Liquid direct air capture (DAC) systems can require up to 900˚C of heat to release the purified CO2 that was captured.

Carbon capture, utilization and storage has a dirty little secret that divides its proponents and opponents: capturing CO2 out of the air is cheap, but then releasing it from its capture solvent into a purified tank is up to 10x more energetically and financially costly. This is one of the reasons why opponents argue we’ll never remove enough carbon cheaply enough to be economically viable. 

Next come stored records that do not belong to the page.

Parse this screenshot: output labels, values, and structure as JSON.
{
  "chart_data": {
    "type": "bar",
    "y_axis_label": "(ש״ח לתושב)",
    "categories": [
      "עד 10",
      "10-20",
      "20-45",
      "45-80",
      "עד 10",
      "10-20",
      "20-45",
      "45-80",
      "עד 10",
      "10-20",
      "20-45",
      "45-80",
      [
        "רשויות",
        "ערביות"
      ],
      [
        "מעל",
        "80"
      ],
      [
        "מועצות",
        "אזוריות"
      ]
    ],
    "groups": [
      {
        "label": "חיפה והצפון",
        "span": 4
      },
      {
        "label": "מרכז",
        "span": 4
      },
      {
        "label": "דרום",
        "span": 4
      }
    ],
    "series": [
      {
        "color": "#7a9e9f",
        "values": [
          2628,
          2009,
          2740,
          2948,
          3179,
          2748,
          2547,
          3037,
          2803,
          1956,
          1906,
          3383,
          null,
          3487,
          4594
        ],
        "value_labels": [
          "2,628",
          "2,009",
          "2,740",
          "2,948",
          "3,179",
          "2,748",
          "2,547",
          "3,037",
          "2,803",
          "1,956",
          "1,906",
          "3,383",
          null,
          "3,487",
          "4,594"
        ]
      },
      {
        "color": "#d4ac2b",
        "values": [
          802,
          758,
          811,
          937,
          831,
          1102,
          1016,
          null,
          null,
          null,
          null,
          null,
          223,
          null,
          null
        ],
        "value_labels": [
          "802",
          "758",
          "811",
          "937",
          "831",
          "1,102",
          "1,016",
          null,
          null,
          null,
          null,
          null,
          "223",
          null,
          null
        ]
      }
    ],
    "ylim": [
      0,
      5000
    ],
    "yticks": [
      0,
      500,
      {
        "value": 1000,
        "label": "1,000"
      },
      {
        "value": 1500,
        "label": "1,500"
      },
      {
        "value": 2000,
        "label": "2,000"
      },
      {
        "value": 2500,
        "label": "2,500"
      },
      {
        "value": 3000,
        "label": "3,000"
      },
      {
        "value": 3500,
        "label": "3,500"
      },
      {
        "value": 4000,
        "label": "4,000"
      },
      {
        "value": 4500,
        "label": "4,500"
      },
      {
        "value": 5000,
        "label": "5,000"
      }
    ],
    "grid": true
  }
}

Carbonade can put this argument to rest, because they’ve figured out how to skip the expensive “releasing” step, and go straight to utilization. How? Because their electrochemical cell operates at the lowest ever recorded energy required for “cracking the CO2 molecule.” The technology comes out of Professor Ronny Neumann’s lab at the Weizmann Institute, where they’ve developed a proprietary electrocatalyst that transforms the CO2 while it’s still in the capture solvent. So in one step, Carbonade captures the CO2 from ambient air into its solvent, and immediately converts it to a usable carbon substrate (e.g., carbon monoxide), while also producing green hydrogen, all without having to purify the CO2 and ship it to another “utilization” provider. This is all to make products like sustainable aviation fuels (SAFs) for jets, a topic the CEO knows a thing or two about, as a retired F-16 pilot.